KELS-LP
- Greeley, Colorado; United States;
- Broadcast area: Ft. Collins, Colorado
- Frequency: 104.7 MHz

Programming
- Format: Variety

Ownership
- Owner: Plymouth Gathering Inc.

History
- First air date: 2005

Technical information
- Licensing authority: FCC
- Facility ID: 131356
- ERP: 61 watts
- HAAT: 38.4 meters (126 ft)
- Transmitter coordinates: 40°23′5″N 104°44′11″W﻿ / ﻿40.38472°N 104.73639°W

Links
- Public license information: LMS
- Webcast: Listen Live Link 1 Listen Live Link 2
- Website: pirate1047.com

= KELS-LP =

Low-power radio station in Greeley, Colorado

KELS-LP (104.7 FM), also known as "The Pirate", is a low-power radio station licensed to Greeley, Colorado, United States. The station serves the Greeley - Ft. Collins area and is currently owned by Plymouth Gathering, Inc.

==History==
KELS-LP received its license to cover on May 2, 2005, from a construction permit originating in 2003. The station became known as "Pirate Radio". The station airs programming from the 1940s through the 1980s, but has a Variety format.

==Controversy==
In early 2011, the station aired a commentary regarding Martin Luther King Jr. that caused national controversy. The commentary was based on information provided by a listener regarding moral concerns with the civil rights leader. Though the commentary was reported to be generally factual and has been aired in previous years, the controversy developed because the station owner, Brett Reese was, at the time, a Greeley School Board member. Early in his school board tenure, Reese repeatedly declined to speak to the local newspaper, the Greeley Tribune, and instead offered an interview only if the reporter signed a contract agreeing to publish his comments verbatim and pay a $5,000 penalty if the comments were edited. The newspaper publicly declined the offer. In May 2011 Reese was publicly censured by the school board for being intoxicated at a board meeting and for allegedly inappropriately touching a teacher. He began carrying a weapon, as he was receiving death threats. A judge issued a permanent restraining order against Reese and permanently revoked his concealed weapon permit after a rival radio station owner alleged Reese threatened a "shootout" over advertisers. Reese claimed his remarks were misinterpreted. Reese resigned from the school board in February 2012.

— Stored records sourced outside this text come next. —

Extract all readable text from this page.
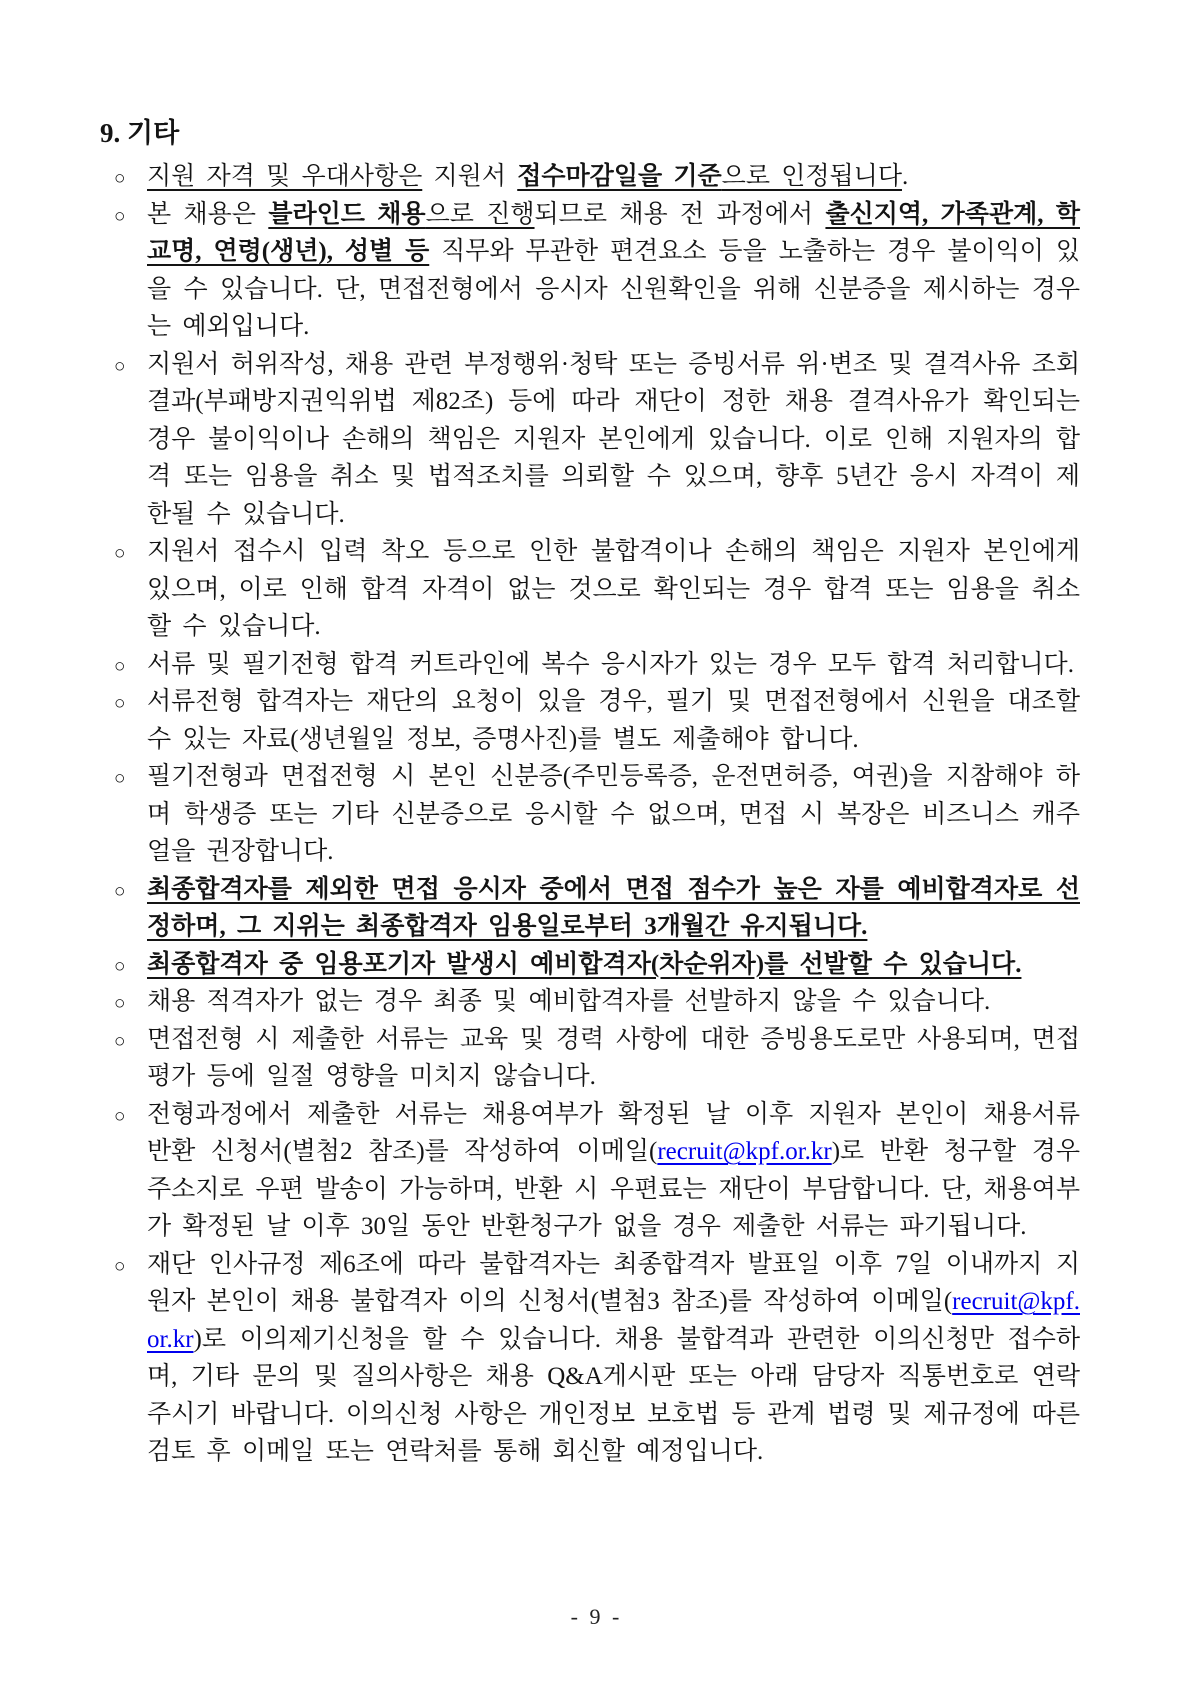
9. 기타
○ 지원 자격 및 우대사항은 지원서 접수마감일을 기준으로 인정됩니다.
○ 본 채용은 블라인드 채용으로 진행되므로 채용 전 과정에서 출신지역, 가족관계, 학교명, 연령(생년), 성별 등 직무와 무관한 편견요소 등을 노출하는 경우 불이익이 있을 수 있습니다. 단, 면접전형에서 응시자 신원확인을 위해 신분증을 제시하는 경우는 예외입니다.
○ 지원서 허위작성, 채용 관련 부정행위·청탁 또는 증빙서류 위·변조 및 결격사유 조회 결과(부패방지권익위법 제82조) 등에 따라 재단이 정한 채용 결격사유가 확인되는 경우 불이익이나 손해의 책임은 지원자 본인에게 있습니다. 이로 인해 지원자의 합격 또는 임용을 취소 및 법적조치를 의뢰할 수 있으며, 향후 5년간 응시 자격이 제한될 수 있습니다.
○ 지원서 접수시 입력 착오 등으로 인한 불합격이나 손해의 책임은 지원자 본인에게 있으며, 이로 인해 합격 자격이 없는 것으로 확인되는 경우 합격 또는 임용을 취소할 수 있습니다.
○ 서류 및 필기전형 합격 커트라인에 복수 응시자가 있는 경우 모두 합격 처리합니다.
○ 서류전형 합격자는 재단의 요청이 있을 경우, 필기 및 면접전형에서 신원을 대조할 수 있는 자료(생년월일 정보, 증명사진)를 별도 제출해야 합니다.
○ 필기전형과 면접전형 시 본인 신분증(주민등록증, 운전면허증, 여권)을 지참해야 하며 학생증 또는 기타 신분증으로 응시할 수 없으며, 면접 시 복장은 비즈니스 캐주얼을 권장합니다.
○ 최종합격자를 제외한 면접 응시자 중에서 면접 점수가 높은 자를 예비합격자로 선정하며, 그 지위는 최종합격자 임용일로부터 3개월간 유지됩니다.
○ 최종합격자 중 임용포기자 발생시 예비합격자(차순위자)를 선발할 수 있습니다.
○ 채용 적격자가 없는 경우 최종 및 예비합격자를 선발하지 않을 수 있습니다.
○ 면접전형 시 제출한 서류는 교육 및 경력 사항에 대한 증빙용도로만 사용되며, 면접 평가 등에 일절 영향을 미치지 않습니다.
○ 전형과정에서 제출한 서류는 채용여부가 확정된 날 이후 지원자 본인이 채용서류 반환 신청서(별첨2 참조)를 작성하여 이메일(recruit@kpf.or.kr)로 반환 청구할 경우 주소지로 우편 발송이 가능하며, 반환 시 우편료는 재단이 부담합니다. 단, 채용여부가 확정된 날 이후 30일 동안 반환청구가 없을 경우 제출한 서류는 파기됩니다.
○ 재단 인사규정 제6조에 따라 불합격자는 최종합격자 발표일 이후 7일 이내까지 지원자 본인이 채용 불합격자 이의 신청서(별첨3 참조)를 작성하여 이메일(recruit@kpf.or.kr)로 이의제기신청을 할 수 있습니다. 채용 불합격과 관련한 이의신청만 접수하며, 기타 문의 및 질의사항은 채용 Q&A게시판 또는 아래 담당자 직통번호로 연락주시기 바랍니다. 이의신청 사항은 개인정보 보호법 등 관계 법령 및 제규정에 따른 검토 후 이메일 또는 연락처를 통해 회신할 예정입니다.
- 9 -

Reese has repeatedly denied any racial intent and has voiced his support of the civil rights movement. Reese says that his intent is that the truth should be known regarding those that are held up as role models.

==Fine for running commercials==
The station's operator, Plymouth Gathering, was fined $15,000 by the FCC in 2023 after losing an appeal regarding the unauthorized airing of over 1,600 commercial advertisements in 2018, which is prohibited for the station's noncommercial educational license.